Eiffel pronunciation

Here’s my pronunciations of the two diphthongs, and side and sight. The last one has the “əɪ” diphthong.

Link here.

I trust that you don’t, but it is a feature of at least some speakers of the area. It’s even mentioned in the Wikipedia page on Canadian raising, and also how I said we don’t raise the “ow” but we raise the “eye.”

Note the “Inland North” in there.

In English, pronounce Eiffel the usual English way, which matches the original German. There’s no call to imitate the French pronunciation when speaking English. How do they say it in Germany, after all? The name isn’t of French origin.

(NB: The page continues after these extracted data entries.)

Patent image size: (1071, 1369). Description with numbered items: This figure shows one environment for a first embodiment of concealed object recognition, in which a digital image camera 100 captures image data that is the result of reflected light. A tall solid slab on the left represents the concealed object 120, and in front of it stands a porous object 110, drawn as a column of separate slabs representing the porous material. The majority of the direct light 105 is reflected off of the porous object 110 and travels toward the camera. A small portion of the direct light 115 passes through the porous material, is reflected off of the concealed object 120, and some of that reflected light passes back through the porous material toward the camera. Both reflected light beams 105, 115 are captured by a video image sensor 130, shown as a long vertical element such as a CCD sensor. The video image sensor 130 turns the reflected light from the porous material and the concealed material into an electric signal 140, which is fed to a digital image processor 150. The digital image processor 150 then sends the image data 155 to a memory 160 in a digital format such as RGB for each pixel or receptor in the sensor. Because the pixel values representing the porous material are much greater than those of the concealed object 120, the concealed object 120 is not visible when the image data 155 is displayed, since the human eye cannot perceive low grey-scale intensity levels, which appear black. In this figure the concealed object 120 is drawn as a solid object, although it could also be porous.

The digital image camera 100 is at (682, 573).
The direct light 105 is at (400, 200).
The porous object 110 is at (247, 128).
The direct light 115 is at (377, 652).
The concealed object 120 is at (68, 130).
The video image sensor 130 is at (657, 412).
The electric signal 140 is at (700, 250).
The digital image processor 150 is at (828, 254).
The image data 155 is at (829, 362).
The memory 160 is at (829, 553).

I am Inland North, but I haven’t taken on the Northern Cities Vowel Shift. Somehow I wound up imprinted with a more conservative level of Inland North.

I had some odd pronunciation quirks when I was younger. For whatever reasons, I always insisted on pronounced “tube” and “Tuesday” as “choob” and “chooseday,” and for the life of me I don’t know where that influence came from. I wasn’t exposed to accents outside the US in my formative years, except for Polish-American ones, and they certainly wouldn’t pronounce it that way. I would also use a flap or trill “r” until first grade, but that one is obviously from Polish.

I’ve been mulling over a thread on idiolects. This must be the time to proceed.

Some sort of British accent. The progression goes something like:
/tub/ → /tjub/ → /tʃub/
“toob” → “tyoob” → “choob”

Similar to how “what are you” becomes “watcha”.

Yeah, I was wondering if it was some form of UK accent, but wasn’t sure whether they went from the palatalized /ty/ to a full-on /tʃ/ or not. The way I remember saying it, it was more like /tʃ/ than /ty/, though I may have vacillated between the two.

Ya know, now that I think of it, my dad was fond of watching “Benny Hill” when I was a kid. That’s about the only British influence I could think of.

That’s pretty much how they’re said in Scotland. Hike and hide would both be pronounced like sight though.

I don’t think the Irish “royt” for “right” starts with a /ə/ , it’s a different sound.

Choob and chooseday are pretty standard in Britain, probably because no-one anywhere in Britain as far as I know would say “toob” or “toosday” - it would always be a form of “tioo…”.

I agree. I say “right” with the “uh”-starting diphthong and it does not sound Iike what I think of as Irish to me. I think it may be more like /ɹɑɪt/.

In German they say der Ai-fell Turm, which transcribed into pseudo-English would be more or less Eye-fell, wiht a short Eye, with stress on the first E (or a).

One thing I remember about French is that a lot of vowels are pronounced more close than their phonemic transcriptions might indicate

There is this guy who would teach French speakers how to speak English. A lot of them would have a problem distinguishing, for example, ship vs. sheep when speaking. He taught them to use the vowel in chez. That’s technically he French /e/ vowel (similar to the Canadian eh or A sound). But the mouth is so closed that it sounds just like the British KIT vowel.

Interesting. Yes, makes sense. Rather like how my name is John. My friends in Mexico gradually realized their closest equivalent is “Chan” (actually a pretty common last name in Yucatan, since it’s a Maya name and word). “John” basically sounds just like that, only with that initial consonant voiced.

(That English hard “J” is not a sound in Mexican Spanish, though the “ll” can come pretty close sometimes, or even the occasional “y”).